Autoportrait à 26 ans – Albrecht Durer

Autoportrait à 26 ans   Albrecht Durer

Cet “Autoportrait” de Dürer est un témoignage vivant de son souci d’affirmer le statut social de l’artiste. Des détails du costume soigneusement écrits nous montrent la capacité incomparable de l’auteur à transmettre les plus petits détails du monde qui nous entoure et à nous rappeler ses propres mots: “Plus l’artiste dépeint la vie avec précision, plus son image est belle.” Les mains de Dürer sont jointes comme si elles étaient allongées sur une table. En même temps, ils sont recouverts de gants – évidemment, afin de souligner que ce ne sont pas les mains d’un simple

artisan.

Le paysage alpin qui s’ouvre dans la fenêtre rappelle un voyage en Italie qui a eu lieu plusieurs années plus tôt. Tout ici fonctionne pour améliorer un certain pathos; l’image proclame la signification sociale du peintre, son droit à la liberté intérieure et sa propre vision du monde. À l’époque de Dürer, cette approche était innovante. Le premier dans l’histoire de la peinture allemande, Dürer a commencé à écrire des autoportraits. Ce fut une étape audacieuse, marquant la libération de la personnalité de l’artiste du pouvoir des préjugés successoraux. Les autoportraits de Dürer forment une série unique. Avant Rembrandt, personne d’autre n’a rien fait de semblable dans la peinture d’Europe occidentale.

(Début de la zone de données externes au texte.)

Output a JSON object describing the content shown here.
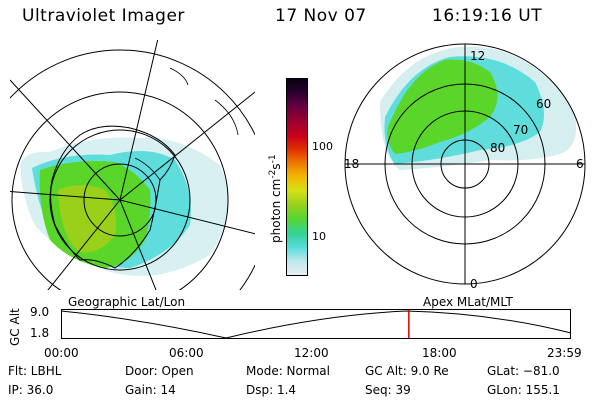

L’artiste réalise son premier autoportrait à l’âge de treize ans. Le garçon sur cette photo a les lèvres pleines, les joues aux contours lisses, mais pas les yeux d’un regard enfantin. Il y a une certaine bizarrerie dans le look: il semble qu’il soit tourné en lui-même. Les premiers autoportraits de l’artiste sont parfaitement complétés par les lignes de son journal de jeunesse: “L’esprit devrait être trop paresseux s’il n’ose pas découvrir quelque chose de nouveau, mais se déplace constamment dans l’ancienne ornière, imite les autres et n’a pas la force de regarder au loin.” Cette attitude du jeune Dürer envers la vie et le travail restera en lui pour toujours. Dans la même veine, il a décidé et très chambré “Autoportrait avec un œillet”.

Le chef-d’œuvre de 1498, qui devint le sujet de cette section, reflétait l’approche de la Renaissance dans l’interprétation de la personnalité de l’artiste, qui ne devrait plus être considérée désormais comme un artisan modeste, mais comme une personne ayant un statut social élevé. Mais il y a un autre autoportrait de Dürer, où toutes ces tendances culminent. Il date de 1500. Le maître s’est peint comme il voulait voir, réfléchissant à la grande vocation de l’artiste. Un homme qui a donné sa vie au service de la belle doit être beau lui-même. Par conséquent, Dürer s’est peint ici à l’image du Christ.

Cela peut sembler un blasphème pour le spectateur moderne. Mais les Allemands au début du XVIe siècle perçoivent tout différemment: pour eux, le Christ est l’idéal de l’homme, et donc chaque chrétien est obligé de s’efforcer de devenir comme le Christ. Sur le champ noir de cet autoportrait, Dürer a imprimé deux inscriptions en or: à gauche, il a mis la date et son monogramme de signature, et à droite, symétriquement avec eux, j’ai écrit: “Moi, Albrecht Dürer, Nuremberg, je me suis écrit dans des couleurs éternelles.” Et l’année prochaine, il a répété: “1500”. C’est en 1500 que les gens de l’époque s’attendaient à la “fin du monde”. Dans ce contexte, cette œuvre de Dürer est lue comme son testament d’éternité.